Messages below were copied from the live Discussion for Math 5718 Spring
1999, see http://math.ucdenver.edu/~aknyazev/teaching/99/5718/
.
Forum: Math 5718 S99
Date: Wed, 27 Jan 1999 16:43:02 MST
From: Andrew Knyazev <aknyazev@math.ucdenver.edu>
To make my recommendations clear:
1. If you like Shilov, you do not have to read Axler at all.
1a. If you like Shilov and want to read something else, I recommend
Matrix Analysis by Roger A. Horn, Charles R. Johnson,
see http://www.amazon.com/exec/obidos/ASIN/0521386322/qid=917476092/sr=1-1/002-4903982-5705246
2. If you do not like Shilov, read Axler first, but then return to Shilov and try it again.
Please let me know whether you like Shilov, or not.
Forum: Math 5718 S99
Date: Wed, 27 Jan 1999 19:56:22 MST
From: Saulo <saulo@math.ucdenver.edu>
Check on Problem 10, Chp1: the last row of the determinant on the right hand side of the equation has a strange pattern:
x_1^(n-1) x_2^(n-2) ... x_n^(n-1)
typo in col 2
Forum: Math 5718 S99
Re: Typo ? (Saulo)
Keywords: typographical error
Date: Wed, 27 Jan 1999 21:18:22 MST
From: <frank.duca@ucdenver.edu>
i believe, thru my great powers of deduction, that there is a
misprint in the second determinant when the summation on the
right is factored out of the first determinant.
the last row, second column entry in the right determinant should
be X-sub2 to the (n-1) power. this is the only way it makes
sense to me.
zat what u meant, saulo?
Forum: Math 5718 S99
Date: Thu, 28 Jan 1999 19:20:27 GMT
From: <unknown>
Is there another typo in the answer to problem two chapter 1?
I have as an answer for the last product with a negative number the following:
a14a31a23a42 and the answer in the back of the book says: a14a31a23a44 which I can't make work.
Any comments?
Thanks,
Joe Kaiser
Forum: Math 5718 S99
Keywords: independent variable
Date: Wed, 24 Feb 1999 16:58:58 MST
From: Andrew Knyazev <aknyazev@math.ucdenver.edu>
A student asks:
A quick question for you on Problem 2 of Quiz #1. Could you please
clarify for me the proper interpretation of the lower
case x please?
1) One way to interpreted this problem is that the lower case
x used in L=span{x}, 1+x+x**2, 1+x-x**2, and 2+ix is that
these x do not have to be the same value. In other words, this
can be phrased as L=span{e}, 1+m+m**2, 1+n-n**2, and
2+i(p) where e,m,n, and p exist in the complex.

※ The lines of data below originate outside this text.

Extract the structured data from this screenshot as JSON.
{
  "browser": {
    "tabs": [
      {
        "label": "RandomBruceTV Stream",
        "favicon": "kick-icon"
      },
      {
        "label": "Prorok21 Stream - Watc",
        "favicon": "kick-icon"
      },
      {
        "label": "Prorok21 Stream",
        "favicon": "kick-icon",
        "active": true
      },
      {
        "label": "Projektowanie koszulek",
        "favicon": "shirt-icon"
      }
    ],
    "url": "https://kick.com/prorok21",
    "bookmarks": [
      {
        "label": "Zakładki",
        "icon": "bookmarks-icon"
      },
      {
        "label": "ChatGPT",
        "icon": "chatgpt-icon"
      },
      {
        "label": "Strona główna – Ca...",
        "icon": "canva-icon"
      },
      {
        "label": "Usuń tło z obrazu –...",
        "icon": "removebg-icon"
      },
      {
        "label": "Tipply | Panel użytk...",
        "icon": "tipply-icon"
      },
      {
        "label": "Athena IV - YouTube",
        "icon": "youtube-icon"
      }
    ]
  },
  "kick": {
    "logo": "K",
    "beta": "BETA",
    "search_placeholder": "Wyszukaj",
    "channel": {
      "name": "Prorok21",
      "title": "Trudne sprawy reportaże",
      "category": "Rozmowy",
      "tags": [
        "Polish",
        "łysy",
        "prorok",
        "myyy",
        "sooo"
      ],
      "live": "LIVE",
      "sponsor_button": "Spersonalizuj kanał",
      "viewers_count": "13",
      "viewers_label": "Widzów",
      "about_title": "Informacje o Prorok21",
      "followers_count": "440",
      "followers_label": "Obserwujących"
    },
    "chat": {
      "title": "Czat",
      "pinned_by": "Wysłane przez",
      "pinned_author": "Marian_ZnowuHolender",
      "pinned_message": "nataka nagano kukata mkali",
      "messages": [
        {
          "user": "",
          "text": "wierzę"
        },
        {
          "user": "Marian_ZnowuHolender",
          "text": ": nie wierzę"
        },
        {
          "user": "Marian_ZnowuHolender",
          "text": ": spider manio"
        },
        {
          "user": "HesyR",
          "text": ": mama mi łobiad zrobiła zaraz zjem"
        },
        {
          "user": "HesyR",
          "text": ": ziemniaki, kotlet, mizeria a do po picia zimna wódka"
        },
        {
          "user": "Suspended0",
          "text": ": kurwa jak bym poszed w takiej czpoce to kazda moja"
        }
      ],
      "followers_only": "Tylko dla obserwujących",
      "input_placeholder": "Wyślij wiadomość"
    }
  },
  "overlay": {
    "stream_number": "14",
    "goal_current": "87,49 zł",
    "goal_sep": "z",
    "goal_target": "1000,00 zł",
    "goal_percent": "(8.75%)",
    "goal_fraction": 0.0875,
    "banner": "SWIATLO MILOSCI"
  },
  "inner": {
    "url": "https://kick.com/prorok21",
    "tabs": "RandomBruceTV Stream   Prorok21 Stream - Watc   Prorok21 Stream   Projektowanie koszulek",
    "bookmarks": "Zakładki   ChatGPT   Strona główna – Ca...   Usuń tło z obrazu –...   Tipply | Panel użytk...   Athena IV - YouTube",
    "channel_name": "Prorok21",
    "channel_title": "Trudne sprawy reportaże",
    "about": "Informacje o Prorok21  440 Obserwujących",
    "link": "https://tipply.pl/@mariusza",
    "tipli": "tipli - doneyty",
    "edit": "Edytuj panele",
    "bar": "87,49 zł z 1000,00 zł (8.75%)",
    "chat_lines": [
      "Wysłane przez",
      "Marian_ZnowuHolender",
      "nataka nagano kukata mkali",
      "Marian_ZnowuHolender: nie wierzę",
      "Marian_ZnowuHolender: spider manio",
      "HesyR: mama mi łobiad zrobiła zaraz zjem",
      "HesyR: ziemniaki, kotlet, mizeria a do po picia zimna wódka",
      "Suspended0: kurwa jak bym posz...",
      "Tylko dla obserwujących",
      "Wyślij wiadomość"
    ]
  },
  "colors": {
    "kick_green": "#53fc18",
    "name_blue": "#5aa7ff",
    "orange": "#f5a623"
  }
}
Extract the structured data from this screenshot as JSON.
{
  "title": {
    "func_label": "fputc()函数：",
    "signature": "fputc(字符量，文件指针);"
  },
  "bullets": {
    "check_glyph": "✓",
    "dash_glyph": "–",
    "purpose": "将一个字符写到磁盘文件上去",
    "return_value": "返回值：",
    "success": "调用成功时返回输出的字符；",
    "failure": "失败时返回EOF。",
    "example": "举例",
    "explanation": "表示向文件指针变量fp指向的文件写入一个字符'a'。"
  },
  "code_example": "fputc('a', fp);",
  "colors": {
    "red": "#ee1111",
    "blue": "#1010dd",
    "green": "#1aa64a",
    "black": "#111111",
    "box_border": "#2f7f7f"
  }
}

2) The lower case x exist in the complex but once selected can
not change and must be used in L=span{x}, 1+x+x**2,
1+x-x**2, and 2+ix. Therefore,
if x is selected as 1+i then L=span{1+i}, 1+(1+i)+(1+i)**2, 1+(1+i)-(1+i)**2, and 2+i(1+i).
I am unsure what the correct interpretation of this lower case x is and it has a great impact on the solution.
My answer:
None of those is correct. The lower case x is the independent
variable, like in functions sin(x) and cos(x). The value of x in
sin(x) and cos(x) is the same, but it is not in your control
when you use span. So, this would be incorrect to say that the
span { sin(x), cos(x)} = span {sin (1) , cos (1)} when x=1.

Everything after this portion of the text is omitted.